Celebrating 30 years of the World Wide Web
The World Wide Web turns 30 years old on March 12. To celebrate this birthday, we’ve compiled a timeline of the most important milestones in the web’s history.
1989 Data sharing at CERN
The idea of a computer networking spanning the globe had appeared in science fiction for decades. But it was frustrations at CERN over sharing data that saw Tim Berners Lee, in 1989, turn his attention to sharing data from a multitude of different systems.
Whilst formulating this new system it quickly became apparent just how far reaching the idea could be. From scientific circles to the spread to other academic disciplines and then (eventually) into the home.
1991 Welcome to the World Wide Web
Over the next few years the main technologies of the World Wide Web were developed along with the first browser, also called the World Wide Web and the idea was shown to the world, Tim Berners Lee described it in 1991:
The WWW project was started to allow high energy physicists to share data, news, and documentation. We are very interested in spreading the web to other areas, and having gateway servers for other data.
1992 The first browsers
New browsers appeared to serve the growing web pages, some of the early releases were the Line Mode Browser (1992), Viola WWW Browser (1992) and Mosaic Browser (1993). It was in 1995 that we first saw the release of Microsoft’s Internet Explorer and its main rival, Netscape Navigator.
1995 Incorporating CSS and Javascript
Building upon the steady growth, 1995 saw the first signs of CSS and JavaScript, helping to evolve web pages from static documents to the start of the rich media experience we have grown so accustomed to today.
1995 The dot com boom
The dot com boom from 1995-2000 saw millions made (and subsequently lost) as investors poured money into unstable start ups in the hopes of huge returns, of course those investors that backed the likes of Google, Amazon and eBay are pretty happy with their decision.
2002 Social media
2002 saw the launch of some social networks you may remember, MySpace, Friendster and everyone’s favourite; LinkedIn. This social media emergence mirrored the increasing ubiquity of internet access in the home. Have you heard of Facebook? That launched just after in 2004.
2007 The web goes mobile
Some early attempts to put the internet on your phone gave us WAP sites but it was 2007’s launch of the iPhone which truly made the web mobile. It was this innovation that slowly made the responsive web site the only sensible approach to designing web pages.

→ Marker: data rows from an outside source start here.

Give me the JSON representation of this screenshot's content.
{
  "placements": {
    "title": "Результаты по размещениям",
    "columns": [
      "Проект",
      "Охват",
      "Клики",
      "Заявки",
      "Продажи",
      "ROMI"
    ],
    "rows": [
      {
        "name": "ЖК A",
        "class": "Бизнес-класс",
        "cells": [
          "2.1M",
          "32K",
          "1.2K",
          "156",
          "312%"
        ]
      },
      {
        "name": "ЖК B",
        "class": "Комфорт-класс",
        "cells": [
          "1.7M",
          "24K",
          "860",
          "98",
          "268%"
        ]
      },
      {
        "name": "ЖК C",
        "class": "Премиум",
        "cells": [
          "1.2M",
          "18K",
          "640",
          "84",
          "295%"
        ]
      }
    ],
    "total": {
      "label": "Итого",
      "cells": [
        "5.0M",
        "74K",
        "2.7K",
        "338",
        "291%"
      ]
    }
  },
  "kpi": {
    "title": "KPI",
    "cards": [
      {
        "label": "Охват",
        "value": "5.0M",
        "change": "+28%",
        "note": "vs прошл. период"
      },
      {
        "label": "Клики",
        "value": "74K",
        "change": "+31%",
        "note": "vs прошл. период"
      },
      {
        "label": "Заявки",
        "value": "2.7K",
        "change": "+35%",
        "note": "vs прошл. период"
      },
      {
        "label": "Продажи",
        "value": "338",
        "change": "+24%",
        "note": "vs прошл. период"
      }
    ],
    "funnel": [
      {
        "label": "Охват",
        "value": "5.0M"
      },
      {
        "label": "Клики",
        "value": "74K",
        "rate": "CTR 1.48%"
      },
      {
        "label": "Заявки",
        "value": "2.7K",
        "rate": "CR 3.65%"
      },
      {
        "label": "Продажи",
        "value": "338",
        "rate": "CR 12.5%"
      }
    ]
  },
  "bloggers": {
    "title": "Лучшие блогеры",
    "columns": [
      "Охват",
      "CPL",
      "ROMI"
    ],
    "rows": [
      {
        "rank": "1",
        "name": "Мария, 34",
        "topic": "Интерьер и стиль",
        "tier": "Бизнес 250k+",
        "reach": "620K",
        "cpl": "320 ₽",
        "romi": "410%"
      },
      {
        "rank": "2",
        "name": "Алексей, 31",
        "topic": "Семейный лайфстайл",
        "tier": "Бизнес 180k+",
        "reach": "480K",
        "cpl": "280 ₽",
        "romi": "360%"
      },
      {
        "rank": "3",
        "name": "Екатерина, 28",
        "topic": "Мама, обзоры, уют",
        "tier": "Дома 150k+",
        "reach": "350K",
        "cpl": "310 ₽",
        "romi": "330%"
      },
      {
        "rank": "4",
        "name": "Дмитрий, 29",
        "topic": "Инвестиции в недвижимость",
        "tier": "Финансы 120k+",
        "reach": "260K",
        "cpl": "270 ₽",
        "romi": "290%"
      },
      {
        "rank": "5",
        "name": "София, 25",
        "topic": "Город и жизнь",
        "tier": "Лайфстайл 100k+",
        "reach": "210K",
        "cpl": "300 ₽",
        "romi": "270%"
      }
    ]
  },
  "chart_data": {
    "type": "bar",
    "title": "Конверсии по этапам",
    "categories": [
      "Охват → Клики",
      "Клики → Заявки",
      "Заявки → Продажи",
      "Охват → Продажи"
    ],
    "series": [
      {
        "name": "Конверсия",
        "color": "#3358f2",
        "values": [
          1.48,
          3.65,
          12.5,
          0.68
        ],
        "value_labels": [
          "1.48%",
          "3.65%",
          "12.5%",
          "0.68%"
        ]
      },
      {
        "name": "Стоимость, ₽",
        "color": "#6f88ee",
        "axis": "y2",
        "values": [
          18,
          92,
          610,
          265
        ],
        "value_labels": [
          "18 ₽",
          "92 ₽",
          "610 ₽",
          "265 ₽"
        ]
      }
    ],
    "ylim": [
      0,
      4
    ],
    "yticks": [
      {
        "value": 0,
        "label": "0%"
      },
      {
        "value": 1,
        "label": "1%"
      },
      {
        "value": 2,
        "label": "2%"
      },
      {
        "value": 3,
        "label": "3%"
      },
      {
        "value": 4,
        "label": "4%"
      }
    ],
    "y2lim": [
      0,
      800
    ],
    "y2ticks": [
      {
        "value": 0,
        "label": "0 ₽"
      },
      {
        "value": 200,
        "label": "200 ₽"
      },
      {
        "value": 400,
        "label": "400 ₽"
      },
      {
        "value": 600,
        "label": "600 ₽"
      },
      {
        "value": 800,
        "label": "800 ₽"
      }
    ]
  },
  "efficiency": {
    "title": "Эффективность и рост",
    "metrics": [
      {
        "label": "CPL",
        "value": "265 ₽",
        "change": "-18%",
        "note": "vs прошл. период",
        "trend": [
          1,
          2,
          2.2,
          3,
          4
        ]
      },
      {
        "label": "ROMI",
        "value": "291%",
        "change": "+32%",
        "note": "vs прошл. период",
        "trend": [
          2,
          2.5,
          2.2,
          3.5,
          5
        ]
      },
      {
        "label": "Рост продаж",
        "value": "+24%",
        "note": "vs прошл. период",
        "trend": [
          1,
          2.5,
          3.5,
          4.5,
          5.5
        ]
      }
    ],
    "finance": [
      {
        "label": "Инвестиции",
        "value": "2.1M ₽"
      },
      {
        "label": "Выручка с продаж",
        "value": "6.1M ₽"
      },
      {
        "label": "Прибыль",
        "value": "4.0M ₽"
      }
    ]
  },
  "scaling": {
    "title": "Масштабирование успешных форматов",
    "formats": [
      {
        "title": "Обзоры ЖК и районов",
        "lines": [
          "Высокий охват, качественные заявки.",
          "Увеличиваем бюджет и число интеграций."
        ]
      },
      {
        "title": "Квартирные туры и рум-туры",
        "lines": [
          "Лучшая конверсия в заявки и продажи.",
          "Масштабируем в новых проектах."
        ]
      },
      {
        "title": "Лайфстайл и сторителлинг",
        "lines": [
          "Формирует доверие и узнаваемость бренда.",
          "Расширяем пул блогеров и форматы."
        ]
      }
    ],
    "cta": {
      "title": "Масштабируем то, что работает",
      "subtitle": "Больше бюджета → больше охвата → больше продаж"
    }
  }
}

2019 30 years and still evolving
The open nature of the world wide web means innovation happens at a rapid pace and frequent conversations regarding net neutrality will continue for some time. Will we be browsing the web with VR headsets on in a few years? Will our World Wide Web need to reach out to other planets? We shall see!
Did anyone really invent the internet?
In 1969 remote computers first communicated directly for the first time. In 1983 networking standards (TCP/IP) were first adopted.
In 1989, British computer scientist, Tim Berners-Lee laid out a proposal which detailed the networking principles of a world wide web (such as HTML, URL, and HTTP) that - at the time - were described by his boss as "vague but exciting"!
March 2019 marks the 30th anniversary of that last milestone and is widely regarded as the birth of the "internet" as we know it today.